Suppose I have a regression

$y = b_0 + b_1 x_1 + b_2 x_2 $

where both $x_1$ and $x_2$ have a range from $-\infty$ to $\infty$ and have been centered.

The correlation between $x_1$ and $x_2$ is $0.3$.

Visually, it seems like both $x_1$ and $x_2$ are roughly almost linear in $y$ except in the extremes, with a lot of noise.

I want to add an interaction variable $x_1 * x_2$, but the issue is when both $x_1$ and $x_2$ are negative, their multiplication becomes positive, which is not the desired effect, as the effect I want to capture is that when both are strongly positive, $y$ is more positive than what the linear sum would give, and similarly when both are strongly negative, $y$ is more negative than what the linear sum would give.

I googled online and there doesn’t seem to be any good reference on how to handle (create) interaction variables when both have a real number domain.

Is there any good reference or recommendations to create interaction variables when both $x_1$ and $x_2$ have a range from $-\infty$ to $\infty$ ?


3 Answers 3


This is not about the range of the variables in the interaction, but that you seem to want a nonlinear interaction. That is better framed as a nonparametric model of the regression function, which could be represented via splines. I will simulate some data with some nonlinear interaction, and use R's mgcv package to fit a regression represented by a thin plate spline, see for instance Smoothing methods for gam in mgcv package?.
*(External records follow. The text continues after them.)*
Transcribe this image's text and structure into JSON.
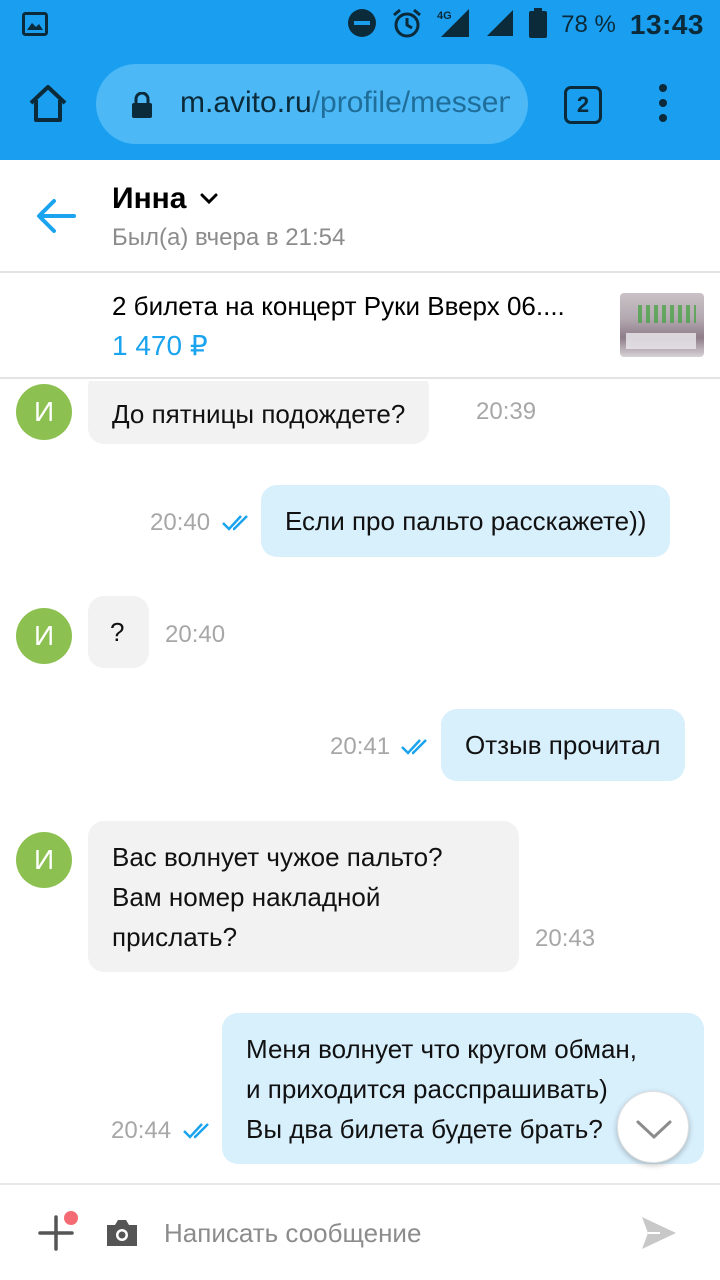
{
  "status_bar": {
    "battery": "78 %",
    "time": "13:43",
    "network": "4G",
    "icons": [
      "gallery-icon",
      "dnd-icon",
      "alarm-icon",
      "signal-4g-icon",
      "signal-icon",
      "battery-icon"
    ]
  },
  "browser": {
    "url_host": "m.avito.ru",
    "url_path": "/profile/messenger",
    "tab_count": "2"
  },
  "chat": {
    "contact_name": "Инна",
    "contact_status": "Был(а) вчера в 21:54",
    "avatar_letter": "И"
  },
  "item": {
    "title": "2 билета на концерт Руки Вверх 06....",
    "price": "1 470 ₽"
  },
  "messages": [
    {
      "direction": "in",
      "text": "До пятницы подождете?",
      "time": "20:39"
    },
    {
      "direction": "out",
      "text": "Если про пальто расскажете))",
      "time": "20:40",
      "read": true
    },
    {
      "direction": "in",
      "text": "?",
      "time": "20:40"
    },
    {
      "direction": "out",
      "text": "Отзыв прочитал",
      "time": "20:41",
      "read": true
    },
    {
      "direction": "in",
      "text_lines": [
        "Вас волнует чужое пальто?",
        "Вам номер накладной",
        "прислать?"
      ],
      "time": "20:43"
    },
    {
      "direction": "out",
      "text_lines": [
        "Меня волнует что кругом обман,",
        "и приходится расспрашивать)",
        "Вы два билета будете брать?"
      ],
      "time": "20:44",
      "read": true
    }
  ],
  "composer": {
    "placeholder": "Написать сообщение"
  },
  "colors": {
    "brand": "#1a9ff0",
    "price": "#1aa3ee",
    "avatar": "#8cc152",
    "bubble_in": "#f2f2f2",
    "bubble_out": "#d8effc",
    "read_check": "#1aa3ee"
  }
}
The fitted regression function can be represented with a contour plot:

fitted thin-plate regression spline

where also uncertainty bands is shown around the contours.

The R code used is:

set.seed(7*11*13) # my public seed 
N  <- 1000
x1 <- rnorm(N, 0, 10)
x2 <- rnorm(N, 0, 10)
inter <- ifelse( (x1<0)&(x2<0), -1*0.05*x1*x2, 0.05*x1*x2 )
mu <- 0 + 0.1*x1 + 0.1*x2 + inter
y  <- mu + rnorm(N, 0, 5)  

mydf <- data.frame(x1, x2, mu, inter, y)       


mod.gam <- mgcv::gam(y ~ s(x1, x2, bs="tp"), data=mydf)

Family: gaussian 
Link function: identity 

y ~ s(x1, x2, bs = "tp")

Parametric coefficients:
            Estimate Std. Error t value Pr(>|t|)    
(Intercept)  -2.0795     0.1582  -13.14   <2e-16 ***
Signif. codes:  0 ‘***’ 0.001 ‘**’ 0.01 ‘*’ 0.05 ‘.’ 0.1 ‘ ’ 1

Approximate significance of smooth terms:
           edf Ref.df     F p-value    
s(x1,x2) 25.23  28.18 49.24  <2e-16 ***
Signif. codes:  0 ‘***’ 0.001 ‘**’ 0.01 ‘*’ 0.05 ‘.’ 0.1 ‘ ’ 1

R-sq.(adj) =  0.582   Deviance explained = 59.2%
GCV = 25.708  Scale est. = 25.034    n = 1000


For comparison, some simpler models could be fit with

mod0 <- lm(y ~ x1 + x2, data=mydf)
mod1 <- lm(y ~ x1 + x2 + x1:x2, data=mydf)
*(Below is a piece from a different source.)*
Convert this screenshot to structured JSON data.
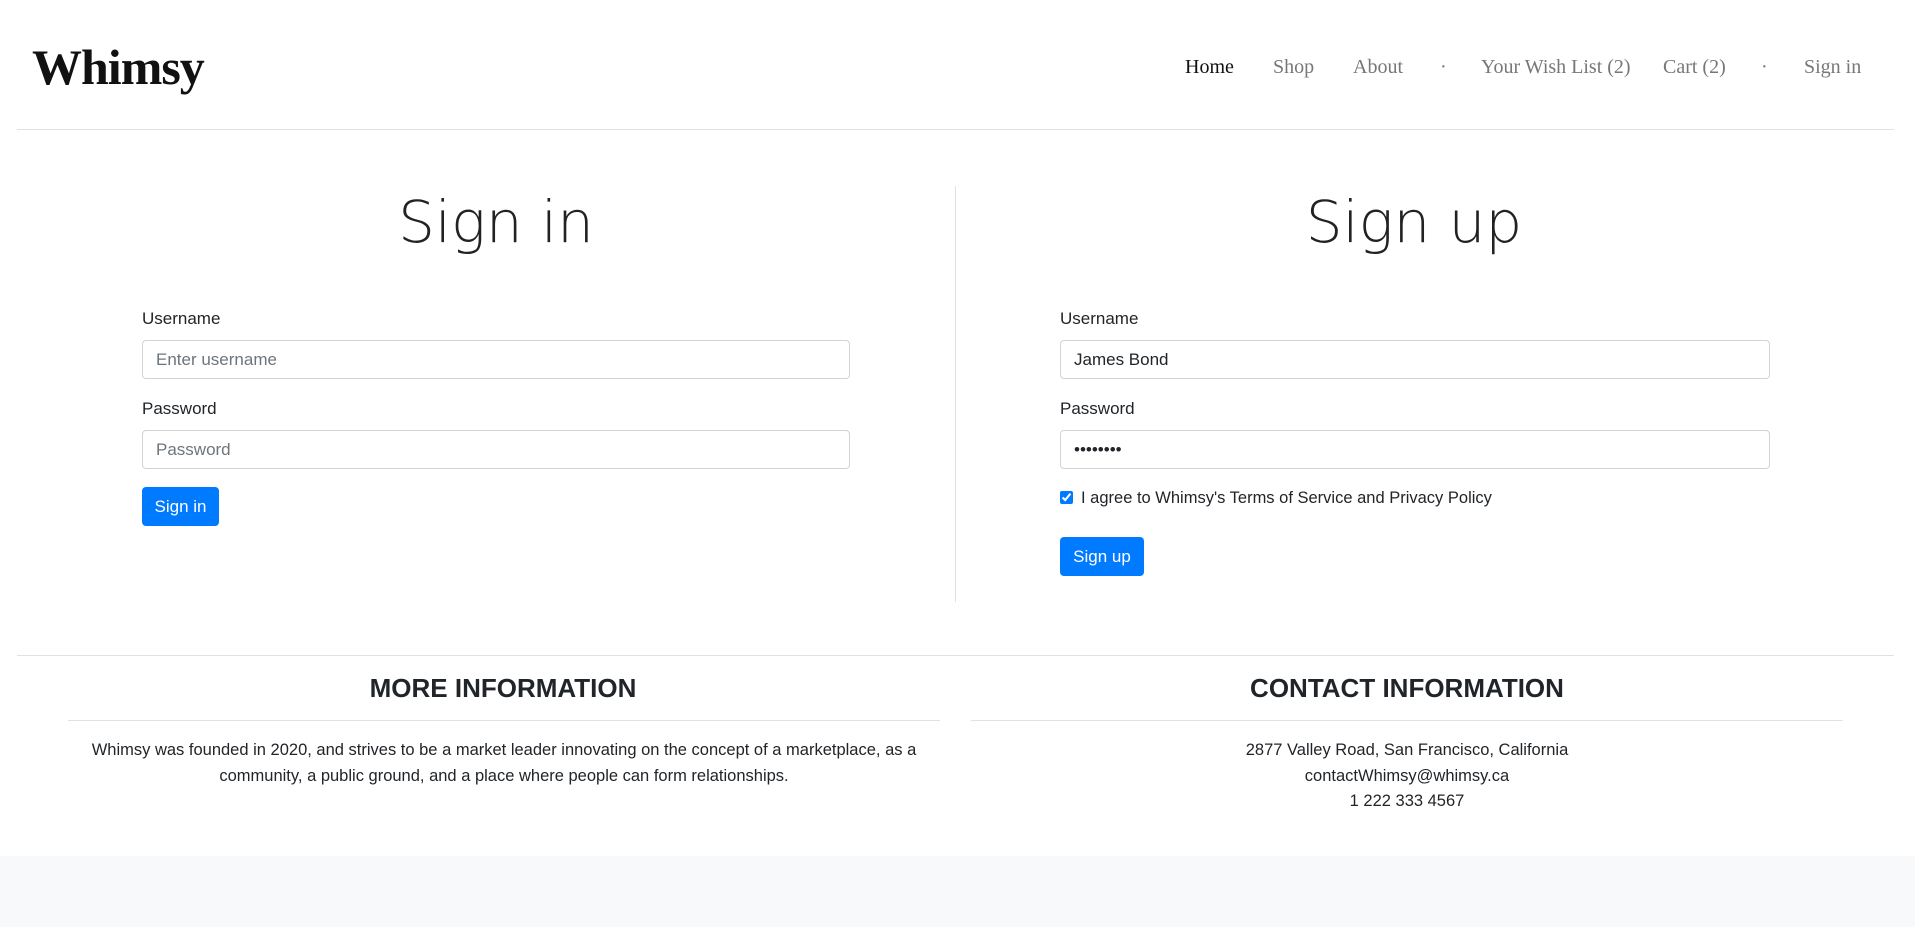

mod2 <- lm(y ~ x1 + x2 + I(x1^2) + I(x2^2) + x1:x2, data=mydf)

mod.spline <- lm(y ~ x1 + x2 + ns(x1 * x2, df = 6), data=mydf)    
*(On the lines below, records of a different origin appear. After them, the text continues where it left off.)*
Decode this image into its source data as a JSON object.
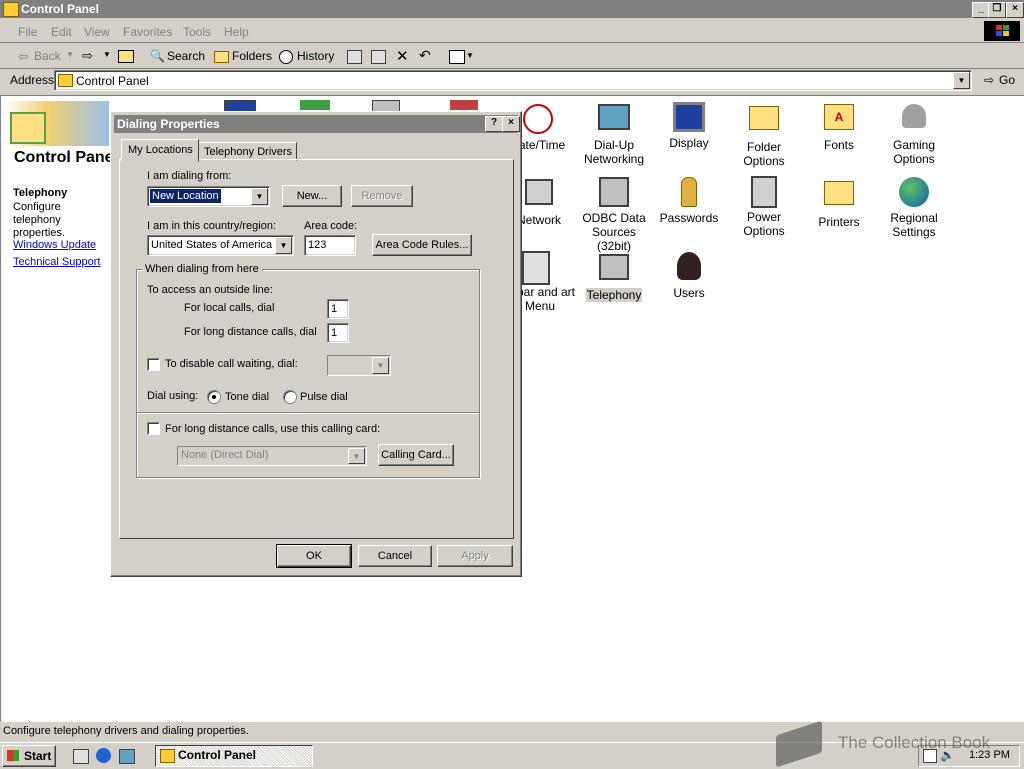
{
  "window": {
    "title": "Control Panel"
  },
  "menu": [
    "File",
    "Edit",
    "View",
    "Favorites",
    "Tools",
    "Help"
  ],
  "toolbar": {
    "back": "Back",
    "search": "Search",
    "folders": "Folders",
    "history": "History"
  },
  "address": {
    "label": "Address",
    "value": "Control Panel",
    "go": "Go"
  },
  "sidebar": {
    "title": "Control Panel",
    "section_title": "Telephony",
    "description": "Configure telephony properties.",
    "links": [
      "Windows Update",
      "Technical Support"
    ]
  },
  "icons": [
    {
      "label": "ate/Time",
      "icon": "clock-icon"
    },
    {
      "label": "Dial-Up Networking",
      "icon": "dialup-icon"
    },
    {
      "label": "Display",
      "icon": "display-icon"
    },
    {
      "label": "Folder Options",
      "icon": "folder-options-icon"
    },
    {
      "label": "Fonts",
      "icon": "fonts-icon"
    },
    {
      "label": "Gaming Options",
      "icon": "joystick-icon"
    },
    {
      "label": "Network",
      "icon": "network-icon"
    },
    {
      "label": "ODBC Data Sources (32bit)",
      "icon": "odbc-icon"
    },
    {
      "label": "Passwords",
      "icon": "keys-icon"
    },
    {
      "label": "Power Options",
      "icon": "power-icon"
    },
    {
      "label": "Printers",
      "icon": "printer-icon"
    },
    {
      "label": "Regional Settings",
      "icon": "globe-icon"
    },
    {
      "label": "skbar and art Menu",
      "icon": "taskbar-icon"
    },
    {
      "label": "Telephony",
      "icon": "telephony-icon"
    },
    {
      "label": "Users",
      "icon": "users-icon"
    }
  ],
  "dialog": {
    "title": "Dialing Properties",
    "help": "?",
    "close": "×",
    "tabs": [
      "My Locations",
      "Telephony Drivers"
    ],
    "dialing_from_label": "I am dialing from:",
    "dialing_from_value": "New Location",
    "new_button": "New...",
    "remove_button": "Remove",
    "country_label": "I am in this country/region:",
    "country_value": "United States of America",
    "area_code_label": "Area code:",
    "area_code_value": "123",
    "area_code_rules_button": "Area Code Rules...",
    "group_title": "When dialing from here",
    "outside_line_label": "To access an outside line:",
    "local_label": "For local calls, dial",
    "local_value": "1",
    "long_label": "For long distance calls, dial",
    "long_value": "1",
    "call_waiting_label": "To disable call waiting, dial:",
    "dial_using_label": "Dial using:",
    "tone_label": "Tone dial",
    "pulse_label": "Pulse dial",
    "calling_card_label": "For long distance calls, use this calling card:",
    "calling_card_value": "None (Direct Dial)",
    "calling_card_button": "Calling Card...",
    "ok": "OK",
    "cancel": "Cancel",
    "apply": "Apply"
  },
  "status": {
    "text": "Configure telephony drivers and dialing properties."
  },
  "taskbar": {
    "start": "Start",
    "task": "Control Panel",
    "clock": "1:23 PM"
  },
  "watermark": "The Collection Book"
}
Maybe you can think of using a dummy to pre-multiply the interaction term so that the effect of the interaction term on y is not considered for cases where x1 and x2 are both negative (as you set the dummy to go to 0 in that case). Or it is only considered for cases where both x1 and x2 are strictly positive (which seems to be the case of your interest, right? It’s up to you). Let’s denote the former case as A and the latter as B.

So you would have an interaction term like $\beta \gamma x_{1} x_{2} $ where the dummy is $\gamma$. Under case A, $\gamma$ is 0 if x1 and x2 are both negative and 1 otherwise (so you just dismiss the troubling cases where both the regressors are negative). Instead, under case B, if you just want to assess the effect of cases where both x1 and x2 are positive and dismiss what happens in all other circumstances (including the mixed cases where one between x1 and x2 is negative), then $\gamma$ must be set to 1 iff x1>0 and x2>0, and 0 otherwise.


I think, your problem is not the interaction term per se but that you are actually not interested in an interaction model but in a model of a different shape. You would need to tell us more about your actual hypothesis to get helpful concrete suggestions but my impression is that your question could be analyzed in the framework of response surface analysis which is a regression model that includes more non-linear terms beyond the "simple" interaction. It is especially suited to analyze the consequences of certain combinations of two predictor variables on the dependent variable.